アメリカ観察記断章。Liquor、CLEANERS、ALTERATIONS。

アメリカ観察記断章。Liquorショップは日本の感覚からすると微妙に時代錯誤な感じがする代物だ。あえていえば、地方小都市でしか見られないような遺物に東京周辺で遭遇してしまったような驚きと戸惑いがある。しかしこの路線でアメリカの郊外を見なおしていくと、驚くほど古臭い店が残っていることに気づく。自分の実家回りだけかもしれないが、日本の中途半端にさびれている市町村ですら店舗がどんどん入れ替わり、昭和な感じのスーパーや店舗が閉店するとその後釜に全国区の大資本のものがやってきて、残存していたローカルな店の息の根を軒並み止めてしまっていることを思うと、よくここまでスモールビジネスが残っているものだと感心してしまうし、生き残っているところは活況を呈しているのだ。

最近個人的に気になっているのはCLEANERSだ。
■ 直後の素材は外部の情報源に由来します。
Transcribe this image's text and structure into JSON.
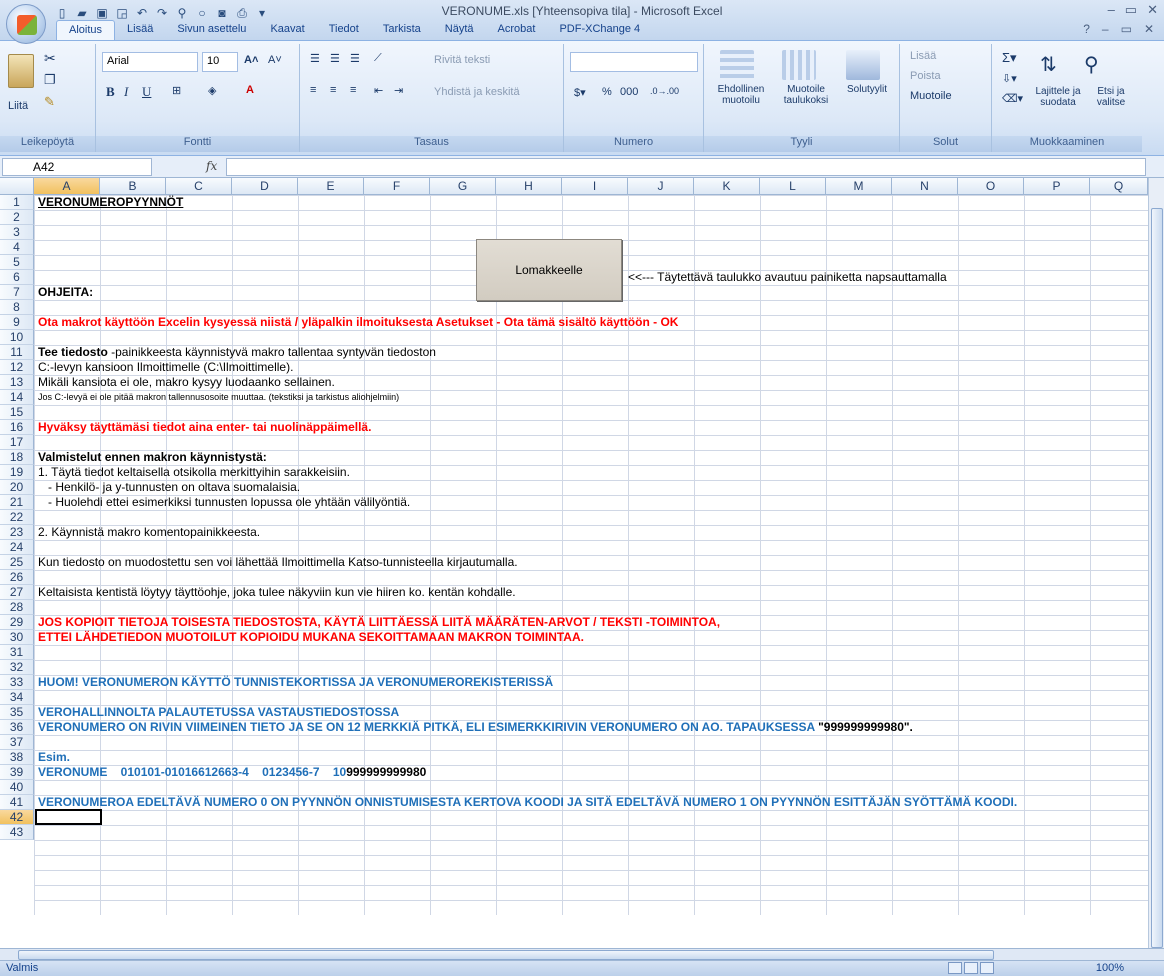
{
  "window": {
    "title": "VERONUME.xls  [Yhteensopiva tila] - Microsoft Excel",
    "controls": [
      "–",
      "▭",
      "✕"
    ]
  },
  "ribbon_tabs": [
    "Aloitus",
    "Lisää",
    "Sivun asettelu",
    "Kaavat",
    "Tiedot",
    "Tarkista",
    "Näytä",
    "Acrobat",
    "PDF-XChange 4"
  ],
  "active_tab": "Aloitus",
  "ribbon": {
    "clipboard": {
      "paste": "Liitä",
      "label": "Leikepöytä"
    },
    "font": {
      "name": "Arial",
      "size": "10",
      "bold": "B",
      "italic": "I",
      "underline": "U",
      "label": "Fontti"
    },
    "alignment": {
      "wrap": "Rivitä teksti",
      "merge": "Yhdistä ja keskitä",
      "label": "Tasaus"
    },
    "number": {
      "format": "",
      "percent": "%",
      "thousands": "000",
      "label": "Numero"
    },
    "styles": {
      "conditional": "Ehdollinen muotoilu",
      "table": "Muotoile taulukoksi",
      "cell_styles": "Solutyylit",
      "label": "Tyyli"
    },
    "cells": {
      "insert": "Lisää",
      "delete": "Poista",
      "format": "Muotoile",
      "label": "Solut"
    },
    "editing": {
      "sort": "Lajittele ja suodata",
      "find": "Etsi ja valitse",
      "label": "Muokkaaminen"
    }
  },
  "formula_bar": {
    "name_box": "A42",
    "fx": "fx",
    "value": ""
  },
  "columns": [
    "A",
    "B",
    "C",
    "D",
    "E",
    "F",
    "G",
    "H",
    "I",
    "J",
    "K",
    "L",
    "M",
    "N",
    "O",
    "P",
    "Q"
  ],
  "rows": [
    "1",
    "2",
    "3",
    "4",
    "5",
    "6",
    "7",
    "8",
    "9",
    "10",
    "11",
    "12",
    "13",
    "14",
    "15",
    "16",
    "17",
    "18",
    "19",
    "20",
    "21",
    "22",
    "23",
    "24",
    "25",
    "26",
    "27",
    "28",
    "29",
    "30",
    "31",
    "32",
    "33",
    "34",
    "35",
    "36",
    "37",
    "38",
    "39",
    "40",
    "41",
    "42",
    "43"
  ],
  "cells": {
    "r1": "VERONUMEROPYYNNÖT",
    "r6_note": "<<--- Täytettävä taulukko avautuu painiketta napsauttamalla",
    "r7": "OHJEITA:",
    "r9": "Ota makrot käyttöön Excelin kysyessä niistä / yläpalkin ilmoituksesta Asetukset - Ota tämä sisältö käyttöön - OK",
    "r11_bold": "Tee tiedosto",
    "r11_rest": " -painikkeesta käynnistyvä makro tallentaa syntyvän tiedoston",
    "r12": "C:-levyn kansioon Ilmoittimelle (C:\\Ilmoittimelle).",
    "r13": "Mikäli kansiota ei ole, makro kysyy luodaanko sellainen.",
    "r14": "Jos C:-levyä ei ole pitää makron tallennusosoite muuttaa. (tekstiksi ja tarkistus aliohjelmiin)",
    "r16": "Hyväksy täyttämäsi tiedot aina enter- tai nuolinäppäimellä.",
    "r18": "Valmistelut ennen makron käynnistystä:",
    "r19": "1. Täytä tiedot keltaisella otsikolla merkittyihin sarakkeisiin.",
    "r20": "   - Henkilö- ja y-tunnusten on oltava suomalaisia.",
    "r21": "   - Huolehdi ettei esimerkiksi tunnusten lopussa ole yhtään välilyöntiä.",
    "r23": "2. Käynnistä makro komentopainikkeesta.",
    "r25": "Kun tiedosto on muodostettu sen voi lähettää Ilmoittimella Katso-tunnisteella kirjautumalla.",
    "r27": "Keltaisista kentistä löytyy täyttöohje, joka tulee näkyviin kun vie hiiren ko. kentän kohdalle.",
    "r29": "JOS KOPIOIT TIETOJA TOISESTA TIEDOSTOSTA, KÄYTÄ LIITTÄESSÄ LIITÄ MÄÄRÄTEN-ARVOT / TEKSTI -TOIMINTOA,",
    "r30": "ETTEI LÄHDETIEDON MUOTOILUT KOPIOIDU MUKANA SEKOITTAMAAN MAKRON TOIMINTAA.",
    "r33": "HUOM! VERONUMERON KÄYTTÖ TUNNISTEKORTISSA JA VERONUMEROREKISTERISSÄ",
    "r35": "VEROHALLINNOLTA PALAUTETUSSA VASTAUSTIEDOSTOSSA",
    "r36_blue": "VERONUMERO ON RIVIN VIIMEINEN TIETO JA SE ON 12 MERKKIÄ PITKÄ, ELI ESIMERKKIRIVIN VERONUMERO ON AO. TAPAUKSESSA ",
    "r36_black": "\"999999999980\".",
    "r38": "Esim.",
    "r39_blue": "VERONUME    010101-01016612663-4    0123456-7    10",
    "r39_black": "999999999980",
    "r41": "VERONUMEROA EDELTÄVÄ NUMERO 0 ON PYYNNÖN ONNISTUMISESTA KERTOVA KOODI JA SITÄ EDELTÄVÄ NUMERO 1 ON PYYNNÖN ESITTÄJÄN SYÖTTÄMÄ KOODI."
  },
  "macro_button": "Lomakkeelle",
  "status": {
    "left": "Valmis",
    "zoom": "100%"
  },
  "colors": {
    "red": "#ff0000",
    "blue": "#1f6fb8"
  }
}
要するに「クリーニング屋」だが、どこも看板には「CLEANERS」としか出ておらず、フランチャイズなのか独立店舗なのかいまいちよくわからない。数回しか利用したことがないけれど、たぶん後者だと思う。というのも、クリーニングは実際の店舗でやっているように見受けられたから。

このCLEANERSは日本のかつての「洋品店」に近いのだと思う。アメリカの洋服屋は基本的に裾上げをしてくれない(だからユニクロが裾上げを無料で提供しているのはアメリカではかなり例外的であり、かつ、かなりお得感があると思う)。これはアメリカが豊富なサイズ展開をやっていて、直しが必要ないようにしているというのもあるが(ウェストだけでなく、裾のサイズまで30、32、34…というふうにバリエーションがある)、それでも直しが必要になった場合、アメリカではCLEANERSがその空白を埋めているようだ。

CLEANERSについて書いたからついでに付け加えておくが、南カリフォルニアのショッピングモール(大きなものではなくコミュニティーに寄り添った小規模なもの)を散策していると、結構な頻度で結婚式衣装をショーウィンドーに入れて宣伝しているテイラー(英語表記だとALTERATIONS)を見かける。もちろんCLEANERSほどではないけれど、それでも日本ではそういうものが結婚式場などのサブカテゴリーになってしまっていて、街を歩いていてもなかなか目につかなくなっていることを思うと、おどろくほど目につくところにある。こういうローカルな、コミュニティ密着型の商売がいろいろな業種で何十年も生き残っているのを見かけると、アメリカより日本のほうがよりラディカルに資本主義的な論理で運営されているのではないかと薄気味悪い感じがしてくる。